The first design approach combines on the same die both the math-intensive DSP functions and the memory-intensive packet processor functions. Because those two functions require different processing structures, combining them leads either to including excessive memory on the device or to providing an external memory device with each DSP. Integration of the two functions therefore significantly increases both the card area and power requirements. The second design approach-using separate devices-builds optimized devices for both the DSP and packet-processing functions with processing engines and memory hierarchies that match an application's requirements.
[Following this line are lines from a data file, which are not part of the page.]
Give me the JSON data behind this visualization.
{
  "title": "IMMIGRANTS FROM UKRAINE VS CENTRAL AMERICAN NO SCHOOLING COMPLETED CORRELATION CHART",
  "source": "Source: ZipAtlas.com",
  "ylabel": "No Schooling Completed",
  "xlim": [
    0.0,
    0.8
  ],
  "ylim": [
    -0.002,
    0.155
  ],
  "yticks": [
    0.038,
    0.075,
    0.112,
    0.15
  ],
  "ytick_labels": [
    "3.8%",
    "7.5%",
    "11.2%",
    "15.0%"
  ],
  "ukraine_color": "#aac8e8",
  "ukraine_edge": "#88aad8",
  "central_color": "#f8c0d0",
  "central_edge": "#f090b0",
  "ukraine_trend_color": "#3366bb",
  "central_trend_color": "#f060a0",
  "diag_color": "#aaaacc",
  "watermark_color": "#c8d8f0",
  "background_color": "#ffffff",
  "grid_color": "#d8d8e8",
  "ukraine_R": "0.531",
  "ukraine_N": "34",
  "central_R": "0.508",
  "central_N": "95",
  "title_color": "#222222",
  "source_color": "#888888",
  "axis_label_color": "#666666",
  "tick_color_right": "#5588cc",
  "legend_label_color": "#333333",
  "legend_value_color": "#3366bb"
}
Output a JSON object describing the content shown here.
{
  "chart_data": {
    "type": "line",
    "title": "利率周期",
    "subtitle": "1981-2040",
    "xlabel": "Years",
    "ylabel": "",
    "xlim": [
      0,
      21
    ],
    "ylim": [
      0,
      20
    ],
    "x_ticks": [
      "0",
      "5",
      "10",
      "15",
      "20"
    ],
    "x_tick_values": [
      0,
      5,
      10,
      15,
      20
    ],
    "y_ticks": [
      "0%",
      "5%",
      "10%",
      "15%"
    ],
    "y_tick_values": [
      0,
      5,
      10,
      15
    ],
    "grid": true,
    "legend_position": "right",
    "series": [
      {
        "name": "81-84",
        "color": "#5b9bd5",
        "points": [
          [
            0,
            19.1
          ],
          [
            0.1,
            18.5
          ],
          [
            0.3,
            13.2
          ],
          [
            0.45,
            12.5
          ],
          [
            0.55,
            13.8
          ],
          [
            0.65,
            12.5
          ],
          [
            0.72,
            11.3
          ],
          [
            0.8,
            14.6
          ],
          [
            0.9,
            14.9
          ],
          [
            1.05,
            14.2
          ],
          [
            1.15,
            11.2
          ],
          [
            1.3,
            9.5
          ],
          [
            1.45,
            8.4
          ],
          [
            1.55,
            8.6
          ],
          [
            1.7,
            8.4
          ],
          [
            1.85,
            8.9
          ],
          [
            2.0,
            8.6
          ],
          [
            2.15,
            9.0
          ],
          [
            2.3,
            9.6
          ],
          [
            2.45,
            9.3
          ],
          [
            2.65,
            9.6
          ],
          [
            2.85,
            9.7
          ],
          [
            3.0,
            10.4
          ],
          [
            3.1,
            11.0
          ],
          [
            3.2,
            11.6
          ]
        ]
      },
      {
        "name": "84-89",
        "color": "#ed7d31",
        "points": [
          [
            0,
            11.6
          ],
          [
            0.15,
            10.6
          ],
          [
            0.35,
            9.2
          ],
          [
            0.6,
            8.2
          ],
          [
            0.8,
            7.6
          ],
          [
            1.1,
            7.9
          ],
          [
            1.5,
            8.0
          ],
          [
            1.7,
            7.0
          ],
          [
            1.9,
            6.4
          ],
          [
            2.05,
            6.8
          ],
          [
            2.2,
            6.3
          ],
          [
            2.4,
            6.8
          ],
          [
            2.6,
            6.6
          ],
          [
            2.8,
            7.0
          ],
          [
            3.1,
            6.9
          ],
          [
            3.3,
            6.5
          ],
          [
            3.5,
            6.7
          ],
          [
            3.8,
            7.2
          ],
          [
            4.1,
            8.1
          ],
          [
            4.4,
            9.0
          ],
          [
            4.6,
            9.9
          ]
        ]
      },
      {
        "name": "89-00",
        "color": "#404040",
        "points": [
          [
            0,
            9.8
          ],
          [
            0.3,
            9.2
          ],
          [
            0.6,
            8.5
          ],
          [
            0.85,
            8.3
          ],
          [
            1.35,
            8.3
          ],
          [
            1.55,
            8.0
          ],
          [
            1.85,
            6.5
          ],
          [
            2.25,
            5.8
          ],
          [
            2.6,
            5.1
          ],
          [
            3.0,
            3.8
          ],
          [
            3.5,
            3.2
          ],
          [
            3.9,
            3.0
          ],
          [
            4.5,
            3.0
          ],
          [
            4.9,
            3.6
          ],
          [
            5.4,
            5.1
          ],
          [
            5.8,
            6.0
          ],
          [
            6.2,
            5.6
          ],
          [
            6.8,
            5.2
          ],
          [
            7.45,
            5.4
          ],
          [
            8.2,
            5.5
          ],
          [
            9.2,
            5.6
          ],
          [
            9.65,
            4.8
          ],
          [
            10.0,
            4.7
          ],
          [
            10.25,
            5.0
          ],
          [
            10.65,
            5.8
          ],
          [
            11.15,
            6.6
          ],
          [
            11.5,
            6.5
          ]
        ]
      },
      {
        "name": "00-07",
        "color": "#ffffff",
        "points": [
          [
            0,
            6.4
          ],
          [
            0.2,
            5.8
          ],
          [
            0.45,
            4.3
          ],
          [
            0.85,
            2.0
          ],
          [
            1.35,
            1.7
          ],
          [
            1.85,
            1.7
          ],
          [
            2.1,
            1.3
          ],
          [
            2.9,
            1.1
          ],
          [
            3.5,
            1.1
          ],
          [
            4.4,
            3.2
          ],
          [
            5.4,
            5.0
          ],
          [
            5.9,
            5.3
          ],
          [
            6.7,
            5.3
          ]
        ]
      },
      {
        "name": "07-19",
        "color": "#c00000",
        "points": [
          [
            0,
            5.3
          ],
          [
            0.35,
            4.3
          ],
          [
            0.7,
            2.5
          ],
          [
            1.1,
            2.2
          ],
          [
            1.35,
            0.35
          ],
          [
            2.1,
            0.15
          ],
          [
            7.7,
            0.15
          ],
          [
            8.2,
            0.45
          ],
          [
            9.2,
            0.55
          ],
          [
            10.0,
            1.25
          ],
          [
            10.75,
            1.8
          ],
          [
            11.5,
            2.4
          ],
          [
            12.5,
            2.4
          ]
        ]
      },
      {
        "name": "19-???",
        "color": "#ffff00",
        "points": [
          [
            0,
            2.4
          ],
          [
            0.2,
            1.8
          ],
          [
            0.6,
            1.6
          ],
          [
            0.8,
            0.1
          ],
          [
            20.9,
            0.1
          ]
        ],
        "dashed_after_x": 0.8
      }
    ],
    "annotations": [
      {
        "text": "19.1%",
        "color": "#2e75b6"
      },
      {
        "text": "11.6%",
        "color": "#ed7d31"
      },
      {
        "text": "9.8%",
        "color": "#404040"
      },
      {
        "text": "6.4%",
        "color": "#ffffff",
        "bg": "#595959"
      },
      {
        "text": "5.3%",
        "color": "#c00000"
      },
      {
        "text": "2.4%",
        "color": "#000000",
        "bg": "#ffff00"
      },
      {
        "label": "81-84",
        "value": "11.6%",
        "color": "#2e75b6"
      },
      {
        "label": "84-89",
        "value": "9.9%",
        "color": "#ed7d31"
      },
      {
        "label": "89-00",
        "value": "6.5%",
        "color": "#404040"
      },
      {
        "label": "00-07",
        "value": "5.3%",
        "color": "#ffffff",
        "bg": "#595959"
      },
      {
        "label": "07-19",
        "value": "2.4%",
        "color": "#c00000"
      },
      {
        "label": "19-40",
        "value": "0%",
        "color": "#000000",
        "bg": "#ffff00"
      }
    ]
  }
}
Residential broadband is another area where the question of system partitioning creeps in. That market requires equipment that processes a diverse range of media algorithms. In his article, Cary Ussery, president and CEO of Improv Systems, describes why this application demands the broad use of programmable, configurable and scalable DSP processors coupled with stable embedded microprocessors.
Not all aspects of residential broadband separate neatly into the control and DSP sides of the question. Security functions, for example, can be separated into controlled access-firewalls and virtual private networks-and data encryption. The former is implemented in software on the control processor while the latter is implemented using custom DSP blocks. Data encryption requires real-time algorithms being applied to data moving through the gateway. The DSP requirements for those algorithms are unique compared with other DSP applications.
For small system applications, in particular wireless handheld devices, the notion of letting the DSP take over control functions is more straightforward. Such major DSP vendors as Texas Instruments, Analog Devices and Motorola have made recent architecture and product announcements along those lines.
In their article, co-authors Ravi K. Kolagotla, DSP architect, and Jose Fridman, DSP software engineer, at the Analog Devices/Intel Joint DSP Development Center, describe the center's Micro Signal Architecture. The MSA blends features of microcontrollers that allow it to replace both a DSP and a microcontroller in low-cost, wireless handheld applications.
The MSA core combines the processing power of a dual-MAC DSP with the control capabilities of a RISC microcontroller. The MSA core uses two basic types of instructions: those used for DSP-type number-crunching operations, and those used for microcontroller-type control functions and general tasks. Instructions are tuned for their specific tasks, but can be intermixed with no restrictions.
In the MSA core, microcontroller instructions perform basic control and arithmetic operations. This includes load/store, arithmetic, logical, bit manipulation, branching and decision-making operations. The DSP instructions may be executed alone or simultaneously with two load instructions or one load and one store instruction. Special multimedia instructions enable the acceleration of fundamental operations associated with video- and imaging-based applications such as are found in third-generation wireless algorithms.
Along similar lines to the MSA DSP, Motorola recently introduced a DSP that takes microcontroller functions onto the DSP. The new DSP56F80x family of devices targets motor control and other system control applications. Motorola argues that both pure DSP and MCU devices fail to fully meet such needs.
The DSP56F80x series of devices meets the computational requirements associated with complex control algorithms with a high-speed DSP core, capable of executing up to 40 million multiply-accumulate operations per second. The device offers a rich on-chip peripheral set, including pulse-width modulation capability, analog-to-digital conversion, bit I/O and multiple serial interfaces.